Hi! I've had some problems handling temporary network 
partitions/communication problems which causes nodes to get quarantined. 
Earlier I've found out that I can hit the system message buffer size; 
https://groups.google.com/d/topic/akka-user/NGLi9GTZ42o/discussion which 
causes quarantine. In the earlier case it was due to mass-death/creation of 
remotely watched actors.

Now I have struck into another use case where I get quarantined nodes, this 
time not because of excessive load but instead because of network partition 
and usage of publish-subscribe. My use case isn't maybe the most normal but 
let me try to explain it anyway;

I have one node running my own java-akka process (ServerA) and one node 
running play framework (ServerB). In ServerA I've called the actor system 
"myactorsystem"(ActorSystemA). At first I tried to make the internal actor 
system(ActorSystemB) in play framework to connect to the same cluster as 
ActorSystemA but that didn't work because apparently Play Framework has the 
actor system name of "application" that can't be changed. I ended up 
creating a separate actor system(ActorSystemC) in my play application with 
the name "myactorsystem" and connect that to the cluster and that seemed to 
work fine. I use WebSockets in the play framework which gets represented by 
an actor in ActorSystemB. This websocket actor gets sent to an actor in 
ActorSystemA, through a cluster aware router in ActorSystemC, which 
subscribes it to a topic using Publish-Subscribe.
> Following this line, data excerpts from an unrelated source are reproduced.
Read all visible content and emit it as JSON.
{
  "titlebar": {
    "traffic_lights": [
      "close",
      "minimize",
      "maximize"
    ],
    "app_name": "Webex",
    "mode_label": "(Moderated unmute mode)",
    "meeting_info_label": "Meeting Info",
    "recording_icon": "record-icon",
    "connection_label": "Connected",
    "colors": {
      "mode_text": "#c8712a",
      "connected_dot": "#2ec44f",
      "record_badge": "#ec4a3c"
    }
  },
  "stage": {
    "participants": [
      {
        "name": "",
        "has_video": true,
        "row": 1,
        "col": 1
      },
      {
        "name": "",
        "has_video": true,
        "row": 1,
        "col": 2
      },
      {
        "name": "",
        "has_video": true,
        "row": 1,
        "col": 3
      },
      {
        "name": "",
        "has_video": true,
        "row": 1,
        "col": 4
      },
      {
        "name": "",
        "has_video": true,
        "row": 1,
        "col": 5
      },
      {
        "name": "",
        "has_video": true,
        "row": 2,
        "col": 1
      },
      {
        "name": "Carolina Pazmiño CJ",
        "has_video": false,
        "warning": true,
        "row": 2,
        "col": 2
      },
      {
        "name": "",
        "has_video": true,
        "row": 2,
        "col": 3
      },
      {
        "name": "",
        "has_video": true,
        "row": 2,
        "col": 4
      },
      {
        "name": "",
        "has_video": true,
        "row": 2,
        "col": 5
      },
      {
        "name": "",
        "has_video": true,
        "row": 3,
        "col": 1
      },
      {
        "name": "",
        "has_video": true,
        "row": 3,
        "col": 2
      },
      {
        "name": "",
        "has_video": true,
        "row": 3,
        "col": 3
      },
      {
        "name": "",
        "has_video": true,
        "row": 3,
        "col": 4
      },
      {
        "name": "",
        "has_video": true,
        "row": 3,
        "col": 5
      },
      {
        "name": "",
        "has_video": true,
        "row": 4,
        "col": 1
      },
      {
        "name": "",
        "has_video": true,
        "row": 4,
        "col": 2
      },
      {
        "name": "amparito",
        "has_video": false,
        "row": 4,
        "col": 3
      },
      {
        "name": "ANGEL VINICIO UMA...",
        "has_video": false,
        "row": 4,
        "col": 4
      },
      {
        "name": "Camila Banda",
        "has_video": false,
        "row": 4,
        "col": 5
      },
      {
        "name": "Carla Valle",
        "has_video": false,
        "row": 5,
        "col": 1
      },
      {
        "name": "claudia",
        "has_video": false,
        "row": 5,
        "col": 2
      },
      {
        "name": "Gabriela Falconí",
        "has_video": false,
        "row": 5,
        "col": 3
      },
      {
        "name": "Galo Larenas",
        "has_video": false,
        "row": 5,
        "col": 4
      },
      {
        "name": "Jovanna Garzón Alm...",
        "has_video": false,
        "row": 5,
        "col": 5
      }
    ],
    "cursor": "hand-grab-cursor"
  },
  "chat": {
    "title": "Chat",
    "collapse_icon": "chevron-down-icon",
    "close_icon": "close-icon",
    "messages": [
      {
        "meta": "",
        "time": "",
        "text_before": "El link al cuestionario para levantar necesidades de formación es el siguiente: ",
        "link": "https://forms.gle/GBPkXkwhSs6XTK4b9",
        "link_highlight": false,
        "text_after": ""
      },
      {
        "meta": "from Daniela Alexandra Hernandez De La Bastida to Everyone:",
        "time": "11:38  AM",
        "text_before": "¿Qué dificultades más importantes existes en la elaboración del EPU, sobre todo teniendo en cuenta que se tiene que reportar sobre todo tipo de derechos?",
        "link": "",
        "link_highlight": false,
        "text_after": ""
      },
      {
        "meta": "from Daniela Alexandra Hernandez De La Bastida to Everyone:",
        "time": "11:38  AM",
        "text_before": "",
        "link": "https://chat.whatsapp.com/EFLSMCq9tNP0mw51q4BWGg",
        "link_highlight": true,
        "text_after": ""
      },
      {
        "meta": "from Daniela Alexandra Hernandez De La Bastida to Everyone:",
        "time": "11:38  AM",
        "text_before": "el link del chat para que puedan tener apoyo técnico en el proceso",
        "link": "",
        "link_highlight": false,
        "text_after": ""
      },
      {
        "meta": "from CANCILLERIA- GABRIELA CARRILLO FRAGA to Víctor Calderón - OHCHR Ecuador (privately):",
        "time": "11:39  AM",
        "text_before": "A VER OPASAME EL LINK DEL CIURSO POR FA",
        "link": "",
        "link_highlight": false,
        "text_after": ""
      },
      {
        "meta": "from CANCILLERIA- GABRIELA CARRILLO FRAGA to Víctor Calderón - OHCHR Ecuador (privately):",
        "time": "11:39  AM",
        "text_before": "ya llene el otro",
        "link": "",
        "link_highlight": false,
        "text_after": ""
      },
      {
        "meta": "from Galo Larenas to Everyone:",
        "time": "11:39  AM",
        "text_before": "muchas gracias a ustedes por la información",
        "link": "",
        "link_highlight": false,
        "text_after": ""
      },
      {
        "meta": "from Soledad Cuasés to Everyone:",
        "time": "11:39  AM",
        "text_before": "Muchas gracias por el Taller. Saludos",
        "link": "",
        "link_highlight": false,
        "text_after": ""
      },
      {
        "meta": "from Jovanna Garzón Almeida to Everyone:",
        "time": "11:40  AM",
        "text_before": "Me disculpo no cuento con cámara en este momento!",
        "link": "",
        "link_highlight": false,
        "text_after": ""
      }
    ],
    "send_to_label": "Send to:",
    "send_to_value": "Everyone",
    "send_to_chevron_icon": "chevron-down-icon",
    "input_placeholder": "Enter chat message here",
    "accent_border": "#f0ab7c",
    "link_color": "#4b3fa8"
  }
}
It all runs fine until I introduce a network partition between the nodes 
for a few seconds. When I remove the partition ActorSystemA and 
ActorSystemB reconnects to each other fine, but ActorSystemC gets 
quarantined by ActorSystemA. I get the following in the log:

[ERROR] [02/11/2015 09:14:33.059] [myactorsystem-akka.remote.
default-remote-dispatcher-7] [Remoting] Association to 
[akka.tcp://application@ip:port] with UID [-1690961114] irrecoverably 
failed. Quarantining address.
java.lang.IllegalStateException: Error encountered while processing system 
message acknowledgement buffer: [-1 {}] ack: ACK[3, {}]
    at 
akka.remote.ReliableDeliverySupervisor$$anonfun$receive$1.applyOrElse(Endpoint.scala:287)
    at akka.actor.Actor$class.aroundReceive(Actor.scala:465)
    at 
akka.remote.ReliableDeliverySupervisor.aroundReceive(Endpoint.scala:188)
    at akka.actor.ActorCell.receiveMessage(ActorCell.scala:516)
    at akka.actor.ActorCell.invoke(ActorCell.scala:487)
    at akka.dispatch.Mailbox.processMailbox(Mailbox.scala:254)
    at akka.dispatch.Mailbox.run(Mailbox.scala:221)
    at akka.dispatch.Mailbox.exec(Mailbox.scala:231)
    at scala.concurrent.forkjoin.ForkJoinTask.doExec(ForkJoinTask.java:260)
    at 
scala.concurrent.forkjoin.ForkJoinPool$WorkQueue.pollAndExecAll(ForkJoinPool.java:1253)
    at 
scala.concurrent.forkjoin.ForkJoinPool$WorkQueue.runTask(ForkJoinPool.java:1346)
    at 
scala.concurrent.forkjoin.ForkJoinPool.runWorker(ForkJoinPool.java:1979)
    at 
scala.concurrent.forkjoin.ForkJoinWorkerThread.run(ForkJoinWorkerThread.java:107)
Caused by: java.lang.IllegalArgumentException: Highest SEQ so far was -1 
but cumulative ACK is 3
    at akka.remote.AckedSendBuffer.acknowledge(AckedDelivery.scala:103)
    at 
akka.remote.ReliableDeliverySupervisor$$anonfun$receive$1.applyOrElse(Endpoint.scala:283)
    ... 12 more

[INFO] [02/11/2015 09:14:33.740] 
[myactorsystem-akka.remote.default-remote-dispatcher-7] [Remoting] 
Quarantined address [akka.tcp://application@ip2:port2] is still unreachable 
or has not been restarted. Keeping it quarantined.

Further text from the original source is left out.